Cette nouvelle traduction entreprise par Augustin Berque de Fudô (1935), de Watsuji Tetsuro, dévoile tout un pan philosophique et théorique à l’origine de sa pensée.

 
 
 
 

On doit à Augustin Berque, géographe et orientaliste (sinologue et “nippologue”, pour employer l’expression de Bernard Stevens), un travail important qui contribue à enrichir les connaissances sur les thématiques du milieu, du lieu et du paysage. Sa façon de les aborder dévoile un champ théorique duquel découlent les notions de médiance, d’écoumène, d’authenticité, etc., que les géographes connaissent bien. Cette richesse conceptuelle tient notamment au fait qu’elle reflète sa démarche d’enrichir la compréhension de ces éléments dans une lecture transversale, mettant à l’épreuve le savoir occidental par celui oriental. Une partie de son activité de recherche s’appuie sur son appropriation des travaux des intellectuels japonais et plus généralement d’une philosophie qui renouvelle une manière d’appréhender les rapports des êtres humains à leurs milieux. Il s’agit, pour employer ses termes, de la question écouménale. Ainsi, sa fréquentation du Japon fait que Berque a pu extirper une vision exprimant un rapport au monde propre au contexte japonais et redéfinir à sa lumière cette nécessaire question de l’interrelation humanité/milieux, ou, du moins, il se fait le porte-parole de cette idée dans les contrées occidentales. L’objectif est le suivant. Dans la forme actuelle de la globalisation des cultures, il est commun de dire que les peuples et sociétés des différentes régions du monde articulent un mode fermé/ouvert, à la fois en quête d’«authenticité» et entretenant des relations interdépendantes aux autres desquelles ils puisent ou transfèrent des savoirs et des savoir-faire. Dans ce contexte, le champ est libre pour toutes pensées de chambouler fondamentalement, c’est-à-dire dans leur fond et leur fondement, les conceptions du monde des peuples qui le composent. Révéler dès lors cette “nipponité” de la part de Berque met à jour l’idée de “subjectité” ― “le fait d’être sujet souverain de soi-même” (p. 22), nous y reviendrons ― des territoires. C’est là la contribution (politique je dirais) de Berque, introduire dans la culture moderne de l’Occident des bribes de réflexions alternatives sur la manière dont une tradition culturelle spécifique produit du sens et vit ses rapports au milieu, soit à l’espace, au lieu et au territoire. Il s’agît d’autant d’interjections sur la modernité occidentale et les façons dont nous vivons, c’est-à-dire produisons, traversons et interprétons nos rapports au monde via l’interrelation médiale que nous en faisons.

Cette (longue) introduction nous amène directement au coeur du sujet.

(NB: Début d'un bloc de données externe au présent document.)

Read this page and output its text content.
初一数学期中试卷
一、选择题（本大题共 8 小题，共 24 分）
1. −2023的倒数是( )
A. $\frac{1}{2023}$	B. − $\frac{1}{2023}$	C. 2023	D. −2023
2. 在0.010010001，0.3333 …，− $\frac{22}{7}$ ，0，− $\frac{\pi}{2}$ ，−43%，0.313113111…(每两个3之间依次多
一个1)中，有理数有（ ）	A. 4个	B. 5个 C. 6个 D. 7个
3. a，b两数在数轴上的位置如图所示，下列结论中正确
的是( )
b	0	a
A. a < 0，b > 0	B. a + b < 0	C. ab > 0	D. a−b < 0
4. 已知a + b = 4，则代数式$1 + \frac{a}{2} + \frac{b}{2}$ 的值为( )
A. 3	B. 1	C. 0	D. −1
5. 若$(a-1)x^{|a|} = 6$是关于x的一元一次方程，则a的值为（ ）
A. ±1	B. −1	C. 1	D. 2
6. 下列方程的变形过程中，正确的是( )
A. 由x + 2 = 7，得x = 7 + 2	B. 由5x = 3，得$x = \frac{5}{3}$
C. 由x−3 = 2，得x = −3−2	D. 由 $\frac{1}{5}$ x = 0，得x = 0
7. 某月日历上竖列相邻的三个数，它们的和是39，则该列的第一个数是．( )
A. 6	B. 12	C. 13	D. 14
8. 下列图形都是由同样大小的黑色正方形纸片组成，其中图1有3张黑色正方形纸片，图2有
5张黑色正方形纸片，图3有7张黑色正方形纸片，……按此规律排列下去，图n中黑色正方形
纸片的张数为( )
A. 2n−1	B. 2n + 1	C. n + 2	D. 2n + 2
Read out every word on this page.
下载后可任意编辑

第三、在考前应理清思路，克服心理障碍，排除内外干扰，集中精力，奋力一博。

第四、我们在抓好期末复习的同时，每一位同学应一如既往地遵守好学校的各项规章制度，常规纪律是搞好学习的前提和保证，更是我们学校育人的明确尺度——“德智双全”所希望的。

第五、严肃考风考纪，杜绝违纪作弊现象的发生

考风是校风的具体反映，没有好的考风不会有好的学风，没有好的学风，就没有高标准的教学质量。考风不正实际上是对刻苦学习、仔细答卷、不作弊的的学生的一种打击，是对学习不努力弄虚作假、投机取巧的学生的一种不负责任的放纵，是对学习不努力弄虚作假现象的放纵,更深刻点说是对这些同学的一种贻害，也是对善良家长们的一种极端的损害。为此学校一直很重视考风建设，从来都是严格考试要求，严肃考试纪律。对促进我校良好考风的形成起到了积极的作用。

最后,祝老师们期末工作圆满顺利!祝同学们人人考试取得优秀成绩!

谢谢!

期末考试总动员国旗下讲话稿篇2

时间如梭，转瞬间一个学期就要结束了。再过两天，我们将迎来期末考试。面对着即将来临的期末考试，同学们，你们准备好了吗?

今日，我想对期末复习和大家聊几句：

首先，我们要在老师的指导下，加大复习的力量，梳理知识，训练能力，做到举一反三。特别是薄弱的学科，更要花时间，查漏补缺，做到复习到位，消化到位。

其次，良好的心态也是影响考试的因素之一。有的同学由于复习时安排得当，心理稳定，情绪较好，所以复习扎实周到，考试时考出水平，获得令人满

Question écouménale ? Interrelation médiale ? Cet ensemble terminologique sous-tend une origine. On la trouve pour une grande part chez Watsuji Tetsurô (Wastusji est le nom de famille). Ainsi, après avoir référé à Watsuji et discuté de sa thèse dans divers articles et ouvrages, faisant connaître le philosophe aux lecteurs francophones il y a déjà quelques décennies, Berque met enfin à disposition la matière première dans une nouvelle traduction de son ouvrage : Fudô (le complément au titre dans cette traduction est le milieu humain). 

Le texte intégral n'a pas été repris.